Il s’agit donc de se pencher, très sérieusement, sur ce que devient la République française, et ses lois, en cas de crise majeure. Il s’agit aussi de dire si l’état d’urgence actuelle, décrété par François Hollande dans la nuit du 13 novembre puis voté pour trois mois (il s’achève le 26 février et devrait être prorogé à l’issue d’un nouveau vote), n’est pas suffisant, malgré les pouvoirs d’exception qu’ils confèrent aux forces de l’ordre. Bref, il est question de sécurité, de continuité de l’Etat, d’encadrement des mesures d’urgence mais aussi d’histoire comme l’a fait remarquer sous les huées Cécile Duflot, en évoquant la parenthèse noire de Vichy sous l’occupation. En s’attirant aussitôt cette réplique du premier ministre: «Vichy, ce n’était pas la République!». Fermez le ban.

Or voilà que l’arithmétique parlementaire apporte la réponse. 103 voix pour et 26 contre l’inscription de l’état d’urgence dans la constitution hier soir à 22h15, alors que l’hémicycle compte 577 parlementaires. Soit, pour le camp du oui, moins d’un tiers des 287 députés socialistes et apparentés qui forment la majorité! Même ceux-là donc, ne sont pas allés voter alors que beaucoup d’entre eux se poussent ces jours-ci le col dans les médias en vue du remaniement gouvernemental annoncé cette semaine. Et 26 voix seulement à droite, alors que le groupe des «Républicains» de Nicolas Sarkozy compte 196 élus et apparentés!

François Fillon bataille seul

Le sujet, pourtant, captive les ténors de la droite. Le titre du dernier livre du candidat déclaré à la présidence – et favori des sondages – Alain Juppé? «Pour un Etat fort» (Ed. Lattes). Celui de Nicolas Sarkozy? «La France pour la vie» (Ed.

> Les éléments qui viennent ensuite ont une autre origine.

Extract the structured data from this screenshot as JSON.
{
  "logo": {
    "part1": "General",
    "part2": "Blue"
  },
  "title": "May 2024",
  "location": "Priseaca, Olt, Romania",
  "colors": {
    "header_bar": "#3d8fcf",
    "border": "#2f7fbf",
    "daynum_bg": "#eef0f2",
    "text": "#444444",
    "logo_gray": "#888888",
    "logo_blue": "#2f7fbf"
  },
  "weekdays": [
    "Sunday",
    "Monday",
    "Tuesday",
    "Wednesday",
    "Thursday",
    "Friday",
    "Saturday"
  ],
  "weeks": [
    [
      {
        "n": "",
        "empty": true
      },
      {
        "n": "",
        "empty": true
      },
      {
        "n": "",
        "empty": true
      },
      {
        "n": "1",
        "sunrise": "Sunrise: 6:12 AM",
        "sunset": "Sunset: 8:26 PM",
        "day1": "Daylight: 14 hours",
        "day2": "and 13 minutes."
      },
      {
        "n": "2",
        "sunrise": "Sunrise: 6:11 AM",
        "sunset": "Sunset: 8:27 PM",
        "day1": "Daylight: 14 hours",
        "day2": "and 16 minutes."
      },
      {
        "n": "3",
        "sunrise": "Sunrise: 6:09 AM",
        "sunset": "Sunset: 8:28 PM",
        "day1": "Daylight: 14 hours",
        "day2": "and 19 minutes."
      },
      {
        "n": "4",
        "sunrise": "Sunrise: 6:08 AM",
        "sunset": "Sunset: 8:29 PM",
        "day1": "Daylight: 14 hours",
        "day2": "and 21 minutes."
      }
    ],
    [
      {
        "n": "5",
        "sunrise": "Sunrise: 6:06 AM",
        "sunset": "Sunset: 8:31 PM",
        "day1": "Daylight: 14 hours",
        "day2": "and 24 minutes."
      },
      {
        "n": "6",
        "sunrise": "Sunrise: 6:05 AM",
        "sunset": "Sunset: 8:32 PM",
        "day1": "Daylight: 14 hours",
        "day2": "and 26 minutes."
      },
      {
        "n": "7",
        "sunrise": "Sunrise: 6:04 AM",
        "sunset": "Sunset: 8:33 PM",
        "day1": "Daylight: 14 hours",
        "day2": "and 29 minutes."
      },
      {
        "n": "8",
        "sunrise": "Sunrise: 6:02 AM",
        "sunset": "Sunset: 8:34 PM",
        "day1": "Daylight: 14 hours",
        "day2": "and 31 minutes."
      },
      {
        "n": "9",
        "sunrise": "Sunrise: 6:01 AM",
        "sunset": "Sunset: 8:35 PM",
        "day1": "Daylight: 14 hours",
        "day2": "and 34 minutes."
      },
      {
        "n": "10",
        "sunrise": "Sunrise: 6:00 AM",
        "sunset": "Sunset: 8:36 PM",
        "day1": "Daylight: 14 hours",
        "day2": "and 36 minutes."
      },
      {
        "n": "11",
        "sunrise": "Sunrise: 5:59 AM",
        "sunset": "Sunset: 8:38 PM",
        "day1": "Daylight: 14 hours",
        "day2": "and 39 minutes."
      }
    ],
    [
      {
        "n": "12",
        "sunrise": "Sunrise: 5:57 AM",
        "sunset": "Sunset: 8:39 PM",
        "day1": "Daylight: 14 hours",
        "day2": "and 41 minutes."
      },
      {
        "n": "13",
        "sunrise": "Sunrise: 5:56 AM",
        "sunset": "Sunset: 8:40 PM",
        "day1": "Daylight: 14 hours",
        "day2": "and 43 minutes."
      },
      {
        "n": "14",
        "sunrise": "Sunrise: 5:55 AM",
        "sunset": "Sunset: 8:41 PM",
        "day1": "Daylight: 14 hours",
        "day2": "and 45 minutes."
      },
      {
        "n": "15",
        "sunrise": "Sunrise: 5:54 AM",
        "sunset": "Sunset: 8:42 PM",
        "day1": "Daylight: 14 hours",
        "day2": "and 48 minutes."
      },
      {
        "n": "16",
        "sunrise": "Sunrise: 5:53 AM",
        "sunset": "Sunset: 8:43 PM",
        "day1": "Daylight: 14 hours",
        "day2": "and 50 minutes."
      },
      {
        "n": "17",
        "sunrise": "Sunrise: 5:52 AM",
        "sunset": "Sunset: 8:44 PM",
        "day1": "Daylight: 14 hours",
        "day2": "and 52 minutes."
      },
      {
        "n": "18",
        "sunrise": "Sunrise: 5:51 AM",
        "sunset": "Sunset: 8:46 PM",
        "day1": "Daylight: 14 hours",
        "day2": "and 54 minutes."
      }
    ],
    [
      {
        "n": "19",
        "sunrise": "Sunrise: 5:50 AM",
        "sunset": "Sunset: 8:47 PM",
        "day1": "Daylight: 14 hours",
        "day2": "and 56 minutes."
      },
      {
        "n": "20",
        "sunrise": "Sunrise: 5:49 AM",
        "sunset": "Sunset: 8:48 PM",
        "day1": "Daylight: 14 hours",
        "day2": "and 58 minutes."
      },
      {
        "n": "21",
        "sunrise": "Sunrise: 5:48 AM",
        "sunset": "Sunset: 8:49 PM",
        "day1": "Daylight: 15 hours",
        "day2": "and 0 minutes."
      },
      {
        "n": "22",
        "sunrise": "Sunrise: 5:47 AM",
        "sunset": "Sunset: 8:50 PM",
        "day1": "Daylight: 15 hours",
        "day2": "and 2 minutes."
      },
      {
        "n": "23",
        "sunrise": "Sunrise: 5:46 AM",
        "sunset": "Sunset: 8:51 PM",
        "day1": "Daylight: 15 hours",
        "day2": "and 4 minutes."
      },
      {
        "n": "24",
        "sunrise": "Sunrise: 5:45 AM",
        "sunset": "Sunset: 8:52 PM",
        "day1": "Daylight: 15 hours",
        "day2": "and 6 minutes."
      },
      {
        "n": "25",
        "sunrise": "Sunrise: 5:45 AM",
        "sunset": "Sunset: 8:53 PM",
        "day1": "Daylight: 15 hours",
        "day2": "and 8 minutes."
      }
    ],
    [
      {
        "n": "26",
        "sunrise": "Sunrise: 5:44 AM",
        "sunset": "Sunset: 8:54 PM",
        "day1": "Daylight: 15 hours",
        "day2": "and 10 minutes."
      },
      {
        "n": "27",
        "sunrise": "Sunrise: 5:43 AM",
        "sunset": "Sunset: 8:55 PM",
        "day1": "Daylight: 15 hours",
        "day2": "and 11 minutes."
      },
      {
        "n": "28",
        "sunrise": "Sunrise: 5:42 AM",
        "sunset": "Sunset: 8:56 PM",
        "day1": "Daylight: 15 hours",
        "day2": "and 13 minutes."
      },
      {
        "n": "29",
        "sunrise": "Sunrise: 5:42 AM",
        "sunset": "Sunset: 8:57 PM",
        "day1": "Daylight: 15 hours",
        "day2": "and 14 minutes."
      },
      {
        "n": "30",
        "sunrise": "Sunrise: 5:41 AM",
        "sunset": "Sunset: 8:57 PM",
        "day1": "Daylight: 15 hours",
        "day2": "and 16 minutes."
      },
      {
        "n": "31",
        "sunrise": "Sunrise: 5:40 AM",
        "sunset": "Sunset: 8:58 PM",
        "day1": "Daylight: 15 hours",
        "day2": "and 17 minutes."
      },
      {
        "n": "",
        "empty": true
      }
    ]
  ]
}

Plon). Les intéressés, qui ne sont pas parlementaires, devraient donc, pense-t-on, inciter leurs troupes à débattre ferme de la révision constitutionnelle. Et bien non! Seul François Fillon bataille seul, opposé à cette réforme qu’il juge inutile. Remarque a priori assez judicieuse.

La réponse officielle est connue. L’examen du texte par l’Assemblée, où son article 2 sur la déchéance de nationalité si controversée sera discuté ce mardi, n’est que le début du processus. Le projet devra être ensuite discuté et voté au Sénat dans les mêmes termes, pour permettre la réunion du Parlement réuni en congrès. A moins que François Hollande n’opte in fine pour un référendum.

«Camouflet démocratique»

Mais quand même. L’on voit mal comment les électeurs, auxquels ces députés français qui boudent leur propre Constitution font sans cesse des leçons de morale républicaine, peuvent être convaincus par ce «camouflet démocratique», comme l’écrit le quotidien de gauche Libération, alors que parallèlement, l’ancien ministre «menteur» du budget Jérôme Cahuzac est traduit en justice.

On se souvient aussi, à titre d’anecdote, que l’actuel président de l’Assemblée nationale Claude Bartolone, aujourd’hui au «perchoir», n’a pas craint de démissionner de son poste de conseiller régional d’île de France sitôt élu, après avoir fait campagne pour la présidence de la région et été battu en décembre. Bel exemple d’engagement là encore.

D’où la question que tout le monde se pose depuis le début: Pourquoi avoir enclenché un tel débat sur la loi fondamentale quand tant d’autres priorités sociales et économiques s’imposent? Vu depuis les tribunes de presse de l’Assemblée nationale, le miroir de la politique hexagonale apparaît décidément, ces temps-ci, de plus en plus déformant et déformé.